Report.11
「毎日見てると飽きますねぇ……」
僕らは起床するとすぐに僕らは演劇場へ向かい、遼太郎の練習をずっと見ていた。流石に辛いものがある。ゆったりとした観客席に体を委ね、控えめに欠伸をしてから、彼女は猫のように大きく伸びをした。無意識のうちに僕の目線は彼女に釘付けになっていた。
「……ふぅ」
長い伸びを終え、彼女はこちらに気付いた。僕は慌てて目を反らす。視界の端で英里が不思議そうに首を傾げているのが見えた。僕は時計を一瞥する。
「暇なら何か話しましょうよ」
僕はやや強引に話題を振った。
「そうですね〜。前も言いましたが、取り敢えず敬語をやめましょう。と言っても私も出来てないか」
えへへと彼女は笑った。
「そういえば英里……先輩?」
「私は先輩よっ!」
誇らしげな顔をこちらに向けてくる。
「……英里は遼太郎を何で知ってたの?」
「何で言い直したの!も〜」
誇らしげな顔が崩れてむすっとした顔が表れる。
「んー、何て言ったらいいかな。私と遼太郎は実家が同じ状況でさ。

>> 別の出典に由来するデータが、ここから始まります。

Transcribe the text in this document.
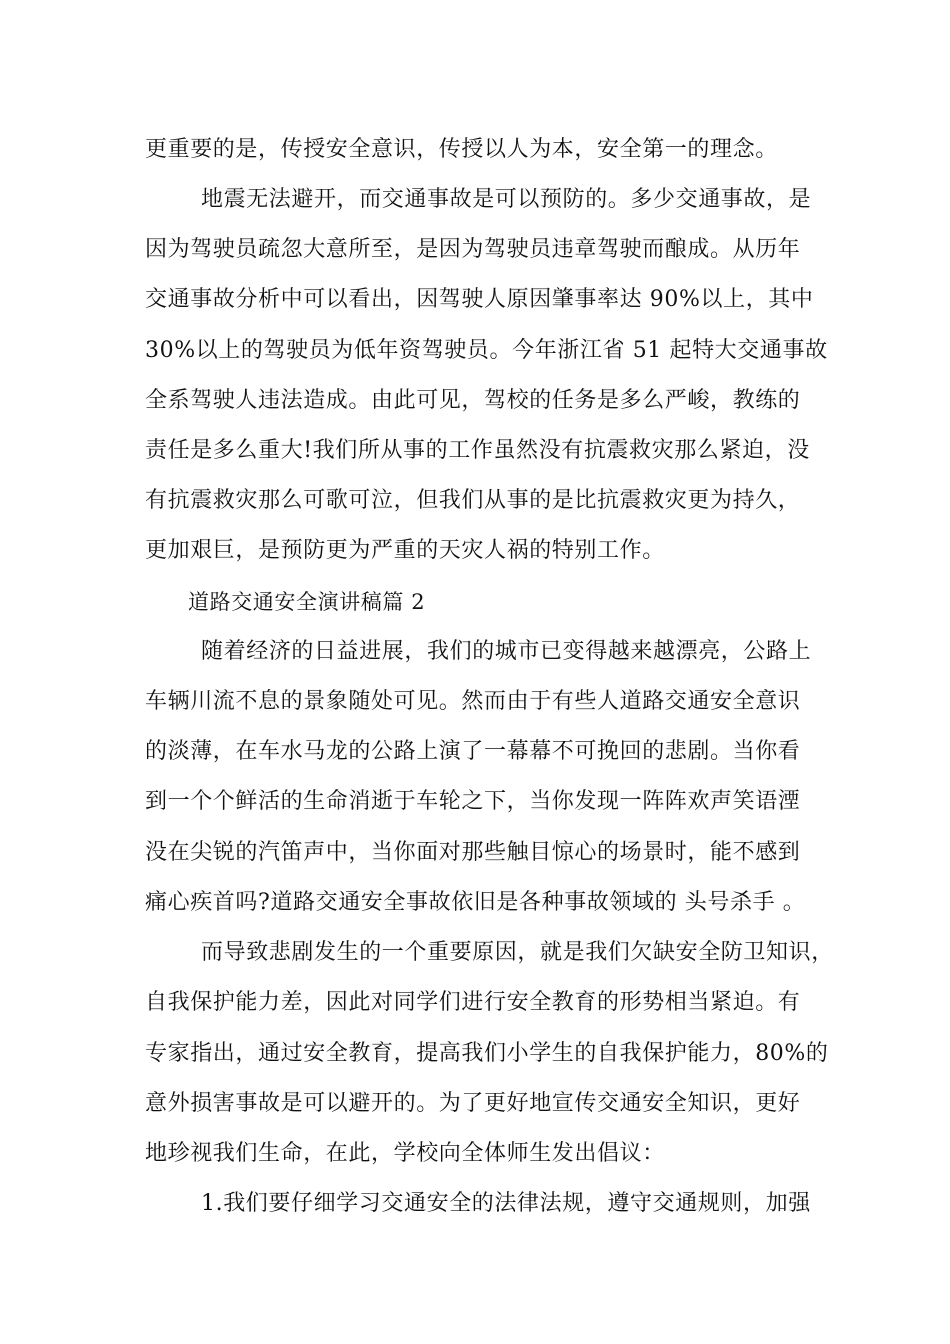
更重要的是，传授安全意识，传授以人为本，安全第一的理念。
地震无法避开，而交通事故是可以预防的。多少交通事故，是
因为驾驶员疏忽大意所至，是因为驾驶员违章驾驶而酿成。从历年
交通事故分析中可以看出，因驾驶人原因肇事率达 90%以上，其中
30%以上的驾驶员为低年资驾驶员。今年浙江省 51 起特大交通事故
全系驾驶人违法造成。由此可见，驾校的任务是多么严峻，教练的
责任是多么重大!我们所从事的工作虽然没有抗震救灾那么紧迫，没
有抗震救灾那么可歌可泣，但我们从事的是比抗震救灾更为持久，
更加艰巨，是预防更为严重的天灾人祸的特别工作。
道路交通安全演讲稿篇 2
随着经济的日益进展，我们的城市已变得越来越漂亮，公路上
车辆川流不息的景象随处可见。然而由于有些人道路交通安全意识
的淡薄，在车水马龙的公路上演了一幕幕不可挽回的悲剧。当你看
到一个个鲜活的生命消逝于车轮之下，当你发现一阵阵欢声笑语湮
没在尖锐的汽笛声中，当你面对那些触目惊心的场景时，能不感到
痛心疾首吗?道路交通安全事故依旧是各种事故领域的 头号杀手 。
而导致悲剧发生的一个重要原因，就是我们欠缺安全防卫知识，
自我保护能力差，因此对同学们进行安全教育的形势相当紧迫。有
专家指出，通过安全教育，提高我们小学生的自我保护能力，80%的
意外损害事故是可以避开的。为了更好地宣传交通安全知识，更好
地珍视我们生命，在此，学校向全体师生发出倡议：
1.我们要仔细学习交通安全的法律法规，遵守交通规则，加强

私の父さんが小さい町工場見たいのやっててさ」
「遼太郎の家庭がシングルマザーなのは知ってる?知らなくても話は続けるけど私の家庭はシングルファザーでさ」
「私の父さんと遼太郎の母親が知人でそこそこ家も近いから互いに助け合ったこともあったんだ」
「因みに、今その工場に遼太郎の弟も働いてるよ」
ますます遼太郎と英里の間柄が気になるではないか。まあ知っていた理由も何となくわかったし……。パッとしない何かが胸の中でもやもやしている。
「んじゃあ、仁志……君?」
彼女が困った様子を見せた。やっぱりあまり馴染みのない人を呼ぶ時は困るものだ。
「それ以外になんて呼ぶつもりさ」
「仁志ちゃん」
「即答かよ」
「それは置いといて、仁志ちゃんは彼女とかは」
「おいお前ら」
いつの間にか遼太郎が側に立っていた。
「大丈夫か?」
僕の左隣にいる遼太郎は、脇腹を抱えて歩いている。顔色は見るからに悪い。
「あいつの毒突きめちゃめちゃ嫌な所に刺さるよな……」
そう言うと遼太郎はイテテと呟いた。
「遼太郎が悪いんだよーだ」
僕のすぐ右隣を歩いている英里は顔を突き出して遼太郎に向かって舌を出した。遼太郎にそんな安い挑発を……。
「このクソ女が」
安い挑発に簡単に乗った。遼太郎が満面の笑みで言い放つと、目の前を歩いていた中年の女性がビクッと肩を震わせこちらに振り返った。僕は吹き出しそうになるのをこらえて遼太郎に背を向けた。
「あ、いえ、あなたに言った訳では」
「クソ女で悪かったですね!」
中年の女性は大声で怒鳴り散らして早足で去っていった。僕は堪えていた笑いを解き放つと、隣の彼女も同時に笑い出した。
「くっそ〜。俺が何をしたっていうんだ!」
「ふんっ!バチが当たったのよ!」
なおも英里は挑発を続ける。遼太郎という名の紳士はもうそこにはいなかった。何だか中学生のじゃれ合いを見てる気分だった。1つ言わせてもらえるとすれば、わざわざ僕を板挟みにしないで欲しい。
「お前!そんな風に言ってていいのか?」
遼太郎がわざとらしく強調して言い放つ。
「遼太郎に弱みを握られた事なんて一度もありません〜」
英里が惚けた顔を浮かべる。
「お?言ったなお前。そう言えば英里の好きな人ってひとおぉッッッ」
英里は光速を超え、遼太郎の脇腹を再び捉えた。
それから次の僕の休暇まで、学生生活のような平和は続いた。本当に何気ない日常を過ごした。そして僕の2回目の2連休、事件は起きた。